Did she believe those speeches, despite blaming the Rebels for her father’s death so shortly before? Did she believe that the Imperial flag doesn’t bother you if you don’t look up, despite being orphaned by the Imperials? Who knows?
Rogue One is above all an action movie, and as it rushes from one action sequence to another, it seems hardly to care why its characters fight so long as they do. The characters are lost in the parade of explosions and firefights, and I think the meaning is, too.

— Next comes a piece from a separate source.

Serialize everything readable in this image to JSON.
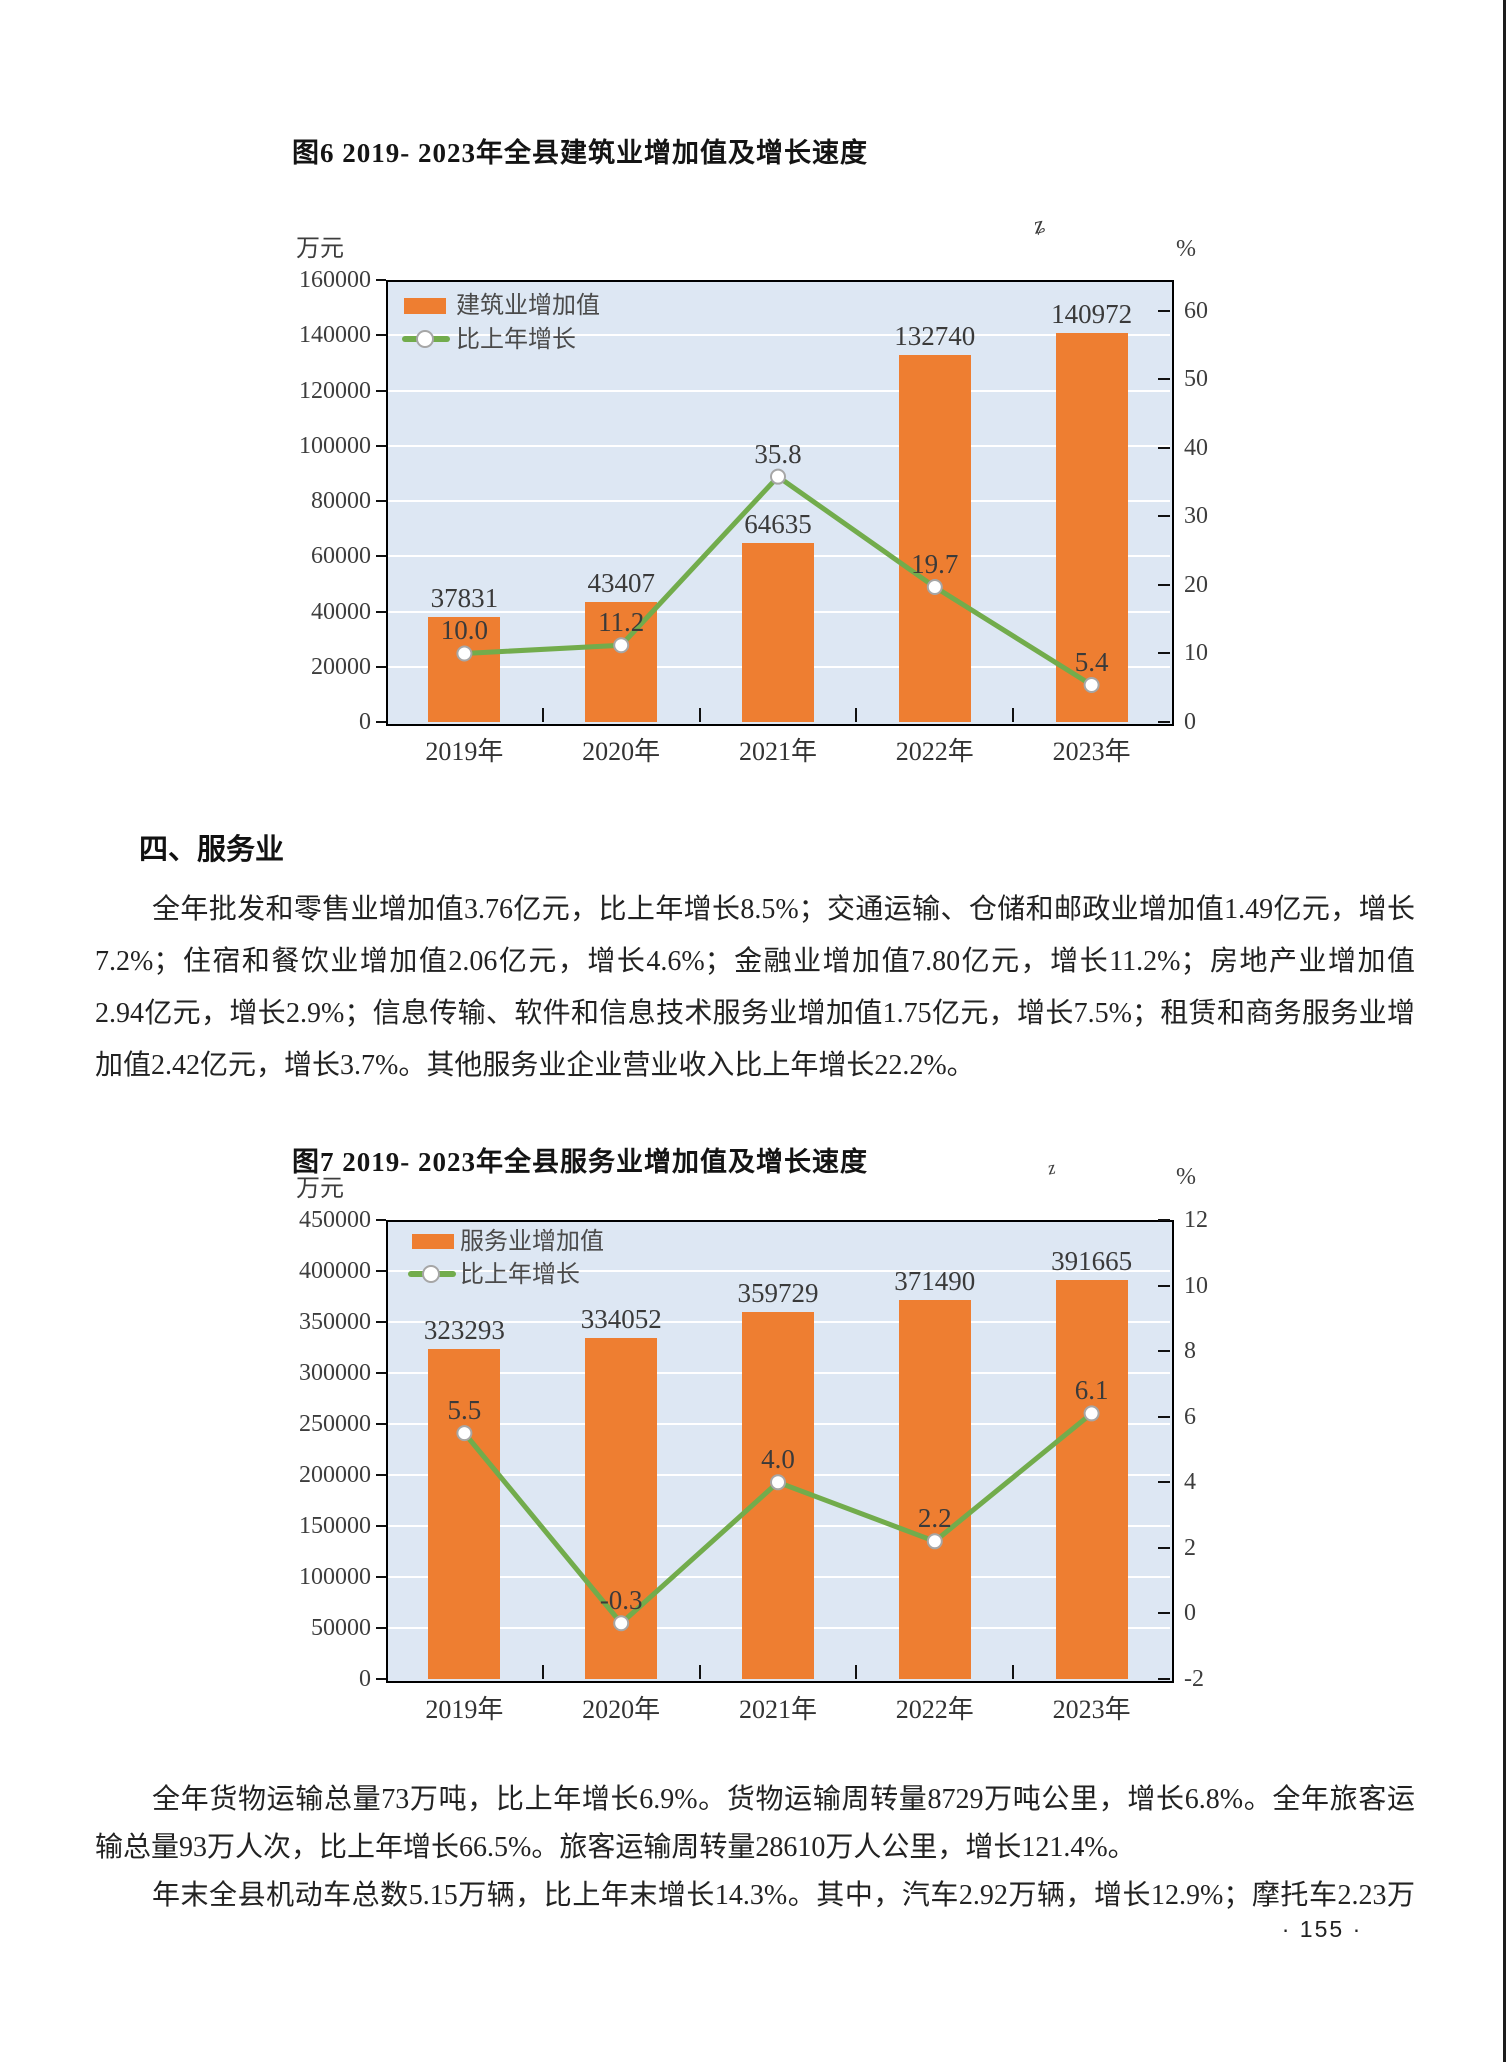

And then, in the climax, it’s found. It’s ironic that the film waits until the penultimate action sequence to slow down and give the characters their moments, but every second is welcome. The end of Rogue One is fantastic, leading brilliantly into A New Hope and imbuing the fight and the sacrifice with meaning. Tarkin’s final use of the Death Star offends logic, but it also gives the villain’s end a kind of horrifying justice I’ve never seen any other story achieve.

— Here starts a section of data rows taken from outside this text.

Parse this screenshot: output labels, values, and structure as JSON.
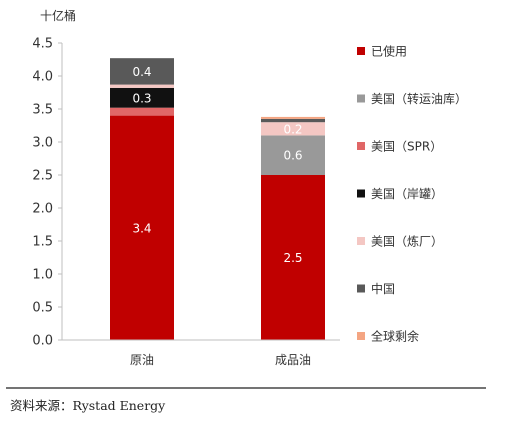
{
  "chart_data": {
    "type": "bar",
    "stacked": true,
    "unit_label": "十亿桶",
    "categories": [
      "原油",
      "成品油"
    ],
    "ylim": [
      0,
      4.5
    ],
    "yticks": [
      "0.0",
      "0.5",
      "1.0",
      "1.5",
      "2.0",
      "2.5",
      "3.0",
      "3.5",
      "4.0",
      "4.5"
    ],
    "grid": false,
    "legend_position": "right",
    "series": [
      {
        "name": "已使用",
        "color": "#c00000",
        "values": [
          3.4,
          2.5
        ],
        "labels": [
          "3.4",
          "2.5"
        ]
      },
      {
        "name": "美国（转运油库）",
        "color": "#999999",
        "values": [
          0.0,
          0.6
        ],
        "labels": [
          "",
          "0.6"
        ]
      },
      {
        "name": "美国（SPR）",
        "color": "#e06666",
        "values": [
          0.12,
          0.0
        ],
        "labels": [
          "",
          ""
        ]
      },
      {
        "name": "美国（岸罐）",
        "color": "#111111",
        "values": [
          0.3,
          0.0
        ],
        "labels": [
          "0.3",
          ""
        ]
      },
      {
        "name": "美国（炼厂）",
        "color": "#f4c7c3",
        "values": [
          0.05,
          0.2
        ],
        "labels": [
          "",
          "0.2"
        ]
      },
      {
        "name": "中国",
        "color": "#595959",
        "values": [
          0.4,
          0.05
        ],
        "labels": [
          "0.4",
          ""
        ]
      },
      {
        "name": "全球剩余",
        "color": "#f4a582",
        "values": [
          0.0,
          0.03
        ],
        "labels": [
          "",
          ""
        ]
      }
    ],
    "source": "资料来源：Rystad Energy"
  }
}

No review of Rogue One would be complete without praising K-2SO and how masterfully he is used for humor, or without noting that every moment of Darth Vader’s presence is pure win. Rogue One’s frenetic pace crowds out too many quiet moments and too much thoughtfulness, and the absence of the Jedi and tarnishing of the Rebellion feel like losses. It doesn’t capture the Star Wars magic, but Rogue One is a skillful sci-fi action movie that possesses its own gleams of greatness.